Halifax’s apartment rental vacancy rate has dropped to a new low of 1% — below that of Toronto, Montreal, and Vancouver.
The Canadian Mortgage and Housing Corporation (CMHC) released its 2019 fall rental market survey on Wednesday. The numbers represent privately-owned apartments in buildings with three or more units, based on an annual survey conducted in October.
Last year’s vacancy rate, 1.6%, was lower than it had been since CMHC started tracking this data in the late 1980s.
The plummeting vacancy rate has pushed average rent in Halifax up 3.8% to $1,113.
Here’s how it breaks down by unit type:
- Bachelor apartments are now renting for an average of $812, with a vacancy rate of 1.3%
- One bedrooms are renting for an average of $959, with a vacancy rate of 1%
- Two-bedrooms are renting for an average of $1,202, with a vacancy rate of 0.9%
- Three-bedrooms are renting for an average of $1,390, with a vacancy rate of 1.2%
“These are very bad numbers for affordability and for the kind of complete communities we’re trying to build,” Coun. Waye Mason said on Wednesday.
“There’s no way around it.
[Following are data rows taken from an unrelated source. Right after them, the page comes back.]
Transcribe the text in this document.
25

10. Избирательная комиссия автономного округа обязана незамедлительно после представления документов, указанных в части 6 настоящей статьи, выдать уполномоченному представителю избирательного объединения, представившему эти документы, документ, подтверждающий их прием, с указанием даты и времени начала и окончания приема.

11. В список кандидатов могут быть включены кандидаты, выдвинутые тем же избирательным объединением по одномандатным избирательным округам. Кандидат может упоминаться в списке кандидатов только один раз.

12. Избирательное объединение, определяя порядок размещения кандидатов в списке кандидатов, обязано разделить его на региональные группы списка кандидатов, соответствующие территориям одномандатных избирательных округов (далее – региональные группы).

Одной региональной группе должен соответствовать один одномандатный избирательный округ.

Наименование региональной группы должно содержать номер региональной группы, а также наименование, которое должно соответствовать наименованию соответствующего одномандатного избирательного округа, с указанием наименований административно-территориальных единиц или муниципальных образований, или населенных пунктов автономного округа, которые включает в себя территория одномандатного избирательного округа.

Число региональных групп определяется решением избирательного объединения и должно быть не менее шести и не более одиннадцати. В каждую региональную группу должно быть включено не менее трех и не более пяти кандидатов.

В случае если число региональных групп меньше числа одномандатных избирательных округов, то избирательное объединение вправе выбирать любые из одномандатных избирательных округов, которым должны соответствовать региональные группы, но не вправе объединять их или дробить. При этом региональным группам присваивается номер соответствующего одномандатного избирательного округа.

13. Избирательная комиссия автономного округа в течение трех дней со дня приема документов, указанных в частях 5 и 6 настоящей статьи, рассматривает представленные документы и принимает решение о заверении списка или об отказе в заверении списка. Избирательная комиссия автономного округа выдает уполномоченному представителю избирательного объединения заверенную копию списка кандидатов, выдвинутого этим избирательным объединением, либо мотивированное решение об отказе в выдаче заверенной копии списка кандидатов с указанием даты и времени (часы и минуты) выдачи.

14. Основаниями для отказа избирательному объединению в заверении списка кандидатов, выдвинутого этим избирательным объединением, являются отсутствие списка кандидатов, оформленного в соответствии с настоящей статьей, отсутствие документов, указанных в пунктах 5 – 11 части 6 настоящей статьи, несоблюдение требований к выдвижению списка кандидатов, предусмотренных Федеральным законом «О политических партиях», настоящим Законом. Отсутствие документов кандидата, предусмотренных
This really does emphasize that we have a housing crisis.”
In Mason’s district, the south end and downtown Halifax, CMHC says the vacancy rate dropped 0.7 percentage points to 0.4% — despite a 7% increase in supply.
Mason has been advocating for Halifax taking back the responsibility for delivering housing from the provincial government, with a report expected sometime in the next year. He said some provincial politicians have been blaming the municipality for the housing crisis.
“(Liberal MLA) Labi Kousoulis has been telling people in our area that HRM isn’t allowing building fast enough and isn’t allowing big enough buildings,” Mason said.
“Not only are we building at an unprecedented rate right now, but we also have thousands of units approved going back seven, eight, nine years that aren’t even built.”
CMHC’s report says there are currently a record 4,000 units under construction in the city and there were more than 1,000 units completed last year, but the added supply isn’t meeting demand.
“Due to higher demand, the vacancy rate continues to drop, despite consistent growth in rental supply,” the report said.
The report attributes the increased demand, as it has over the past few years, to demographics. Seniors are downsizing and moving into rentals, unemployment is down, and interprovincial migration and international migration are up.
“Population gains from international migrants in particular, has been a significant factor contributing to higher demand for rental apartments in recent years,” the report says.
“In fact, since 2016, over 18,000 new permanent residents have settled in the Halifax region.”
Neil Lovitt, vice president of planning and economic intelligence at real estate consulting firm Turner Drake, said there’s no evidence that population growth is slowing down.
The one scenario Lovitt feels could ease the rental crunch is if newcomers start buying rather than renting.
“If you’re coming on a temporary basis or if you’re coming from another country, you might rent in the immediate term as you kind of find your feet, but a lot of people that do immigrate to Canada in general come with a hope or a dream of home ownership,” he said.
“That might be a bit of a saving grace for this rental situation.”
Lovitt said it’s “disconcerting” for people in the rental market to see Halifax’s vacancy rate surpass the levels seen in Toronto and Vancouver over the past few years.
“Now that we’re into sort of a similar or even tighter vacancy rate in Halifax, we can probably expect to see some more dramatic increases in rent across the board,” he said. “That really doesn’t bode well for the next couple years for renters.”
In terms of solutions, Lovitt said the provincial government can continue to hand out rental supplements to those in need — its preferred method of delivering housing — or it could increase social assistance rates, but those are only stop-gap measures.
“Ultimately, if you’re just subsidizing the demand, that’s just eventually going to filter down into the pockets of the building owners and operators,” Lovitt said.
The only long-term solution is to build housing.
“We have been fortunate in the last number of decades really in HRM to have the private market be able to deliver most of that,” Lovitt said.
“I think we’re getting to a point now where it’s not possible and the public sector has to step back in in a fairly significant way. And that’s pretty much the case across the country, in most major Canadian cities.”
“If we’re going to keep growing by 2% per year in terms of population that means that it will take a while for the market to adapt,” he said.
“Clearly we need to have direct government investment in affordable housing that results in affordable units.”
The Nova Scotia NDP issued a statement from Halifax-Needham MLA and housing spokesperson Lisa Roberts on Wednesday calling on the governing Liberals to step up.
“There are things the Liberal government can do that can help people find an affordable place to live,” Roberts wrote.
The NDP is calling for rent control, short-term rental regulations, and support for the development of non-profit, cooperative and public housing.